Penulis sangat mengapresiasi Kementerian Pertanian telah menetapkan beberapa program prioritas dalam meningkatkan produksi, nilai tambah dan mendorong pertumbuhan ekonomi, yaitu program ketersediaan, akses dan konsumsi pangan berkualitas, program nilai tambah dan daya saing industri, program pendidikan dan pelatihan vokasi, dan program dukungan manajemen. Apalagi, menargetkan komoditas pertanian berbasis ekspor.
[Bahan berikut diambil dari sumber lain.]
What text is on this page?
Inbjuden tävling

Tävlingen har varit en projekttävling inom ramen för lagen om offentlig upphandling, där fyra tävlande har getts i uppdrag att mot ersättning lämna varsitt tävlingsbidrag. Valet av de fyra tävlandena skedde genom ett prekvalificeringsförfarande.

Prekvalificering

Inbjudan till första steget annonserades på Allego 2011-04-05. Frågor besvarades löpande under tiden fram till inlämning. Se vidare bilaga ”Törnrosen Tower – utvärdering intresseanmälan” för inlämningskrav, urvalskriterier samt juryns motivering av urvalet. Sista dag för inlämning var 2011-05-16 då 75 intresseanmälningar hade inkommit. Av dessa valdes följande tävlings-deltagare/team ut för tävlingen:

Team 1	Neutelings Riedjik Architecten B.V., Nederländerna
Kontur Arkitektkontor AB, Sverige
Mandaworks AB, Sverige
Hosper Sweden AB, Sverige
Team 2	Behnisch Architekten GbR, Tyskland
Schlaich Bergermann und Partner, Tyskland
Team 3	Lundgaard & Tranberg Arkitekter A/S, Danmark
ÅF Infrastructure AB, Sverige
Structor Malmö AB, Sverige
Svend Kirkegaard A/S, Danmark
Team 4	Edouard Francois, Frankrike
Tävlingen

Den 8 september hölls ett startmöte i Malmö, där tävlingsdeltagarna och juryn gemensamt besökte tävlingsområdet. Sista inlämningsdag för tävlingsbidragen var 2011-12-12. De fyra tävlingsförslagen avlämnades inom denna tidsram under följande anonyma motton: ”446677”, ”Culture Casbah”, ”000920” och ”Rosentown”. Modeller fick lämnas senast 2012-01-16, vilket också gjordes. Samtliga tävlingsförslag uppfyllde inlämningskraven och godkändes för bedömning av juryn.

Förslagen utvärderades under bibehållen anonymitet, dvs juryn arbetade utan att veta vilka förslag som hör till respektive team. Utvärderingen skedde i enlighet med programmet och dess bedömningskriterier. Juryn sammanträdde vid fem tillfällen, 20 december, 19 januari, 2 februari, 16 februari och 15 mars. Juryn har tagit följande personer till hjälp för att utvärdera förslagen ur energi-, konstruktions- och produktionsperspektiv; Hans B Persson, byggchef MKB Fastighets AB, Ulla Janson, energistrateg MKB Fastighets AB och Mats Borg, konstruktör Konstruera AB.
Oleh karena itu, akselerasi program pertanian 2023 adalah sebuah keniscayaan dalam meningkatkan terus kesejahteraan petani.
Membangun pertanian tidaklah bertumpu pada peningkatan produksi saja, tapi bagaimana dengan hadirnya teknologi dapat menurunkan biaya usaha tani, meningkatkan kualitas produk sehingga harga jualnya lebih tinggi.
Pentingnya pemerintah melakukan intervensi harga pada komoditas strategis agar harga di saat panen raya tidak jatuh atau dikendalikan pedagang.
Komitmen untuk mewujudkan ini sangat penting dan harus dilakukan secara bersinergi antar pihak. Pasalnya, memasuki tahun 2023 dihadapkan dengan tantangan yang berat karena tahun 2023 diliputi ketidakpastian.
Dunia mengalami perubahan iklim ekstrim yang menyebabkan segalanya tidak dapat diprediksi. Sektor pertanian merupakan sektor yang sangat rentan menerima dampak langsungnya. Tak heran, pada tahun 2023 Bank Dunia memproyeksikan pertumbuhan ekonomi global hanya 3,2%.
Namun demikian, dengan torehan kinerja pertanian di masa pandemi covid 19 hingga tahun 2022 yang cemerlang sebagai bantalan ekonomi nasional, tantangan seberat apapun di tahun 2023 harus tetap optimis dijalani.
Pembangunan pertanian dengan tagline, “Pertanian Maju, Mandiri dan Modern” adalah kunci untuk terus menumbuhkan kesejahteraan petani meski dihadapkan tantangan seberat apapun.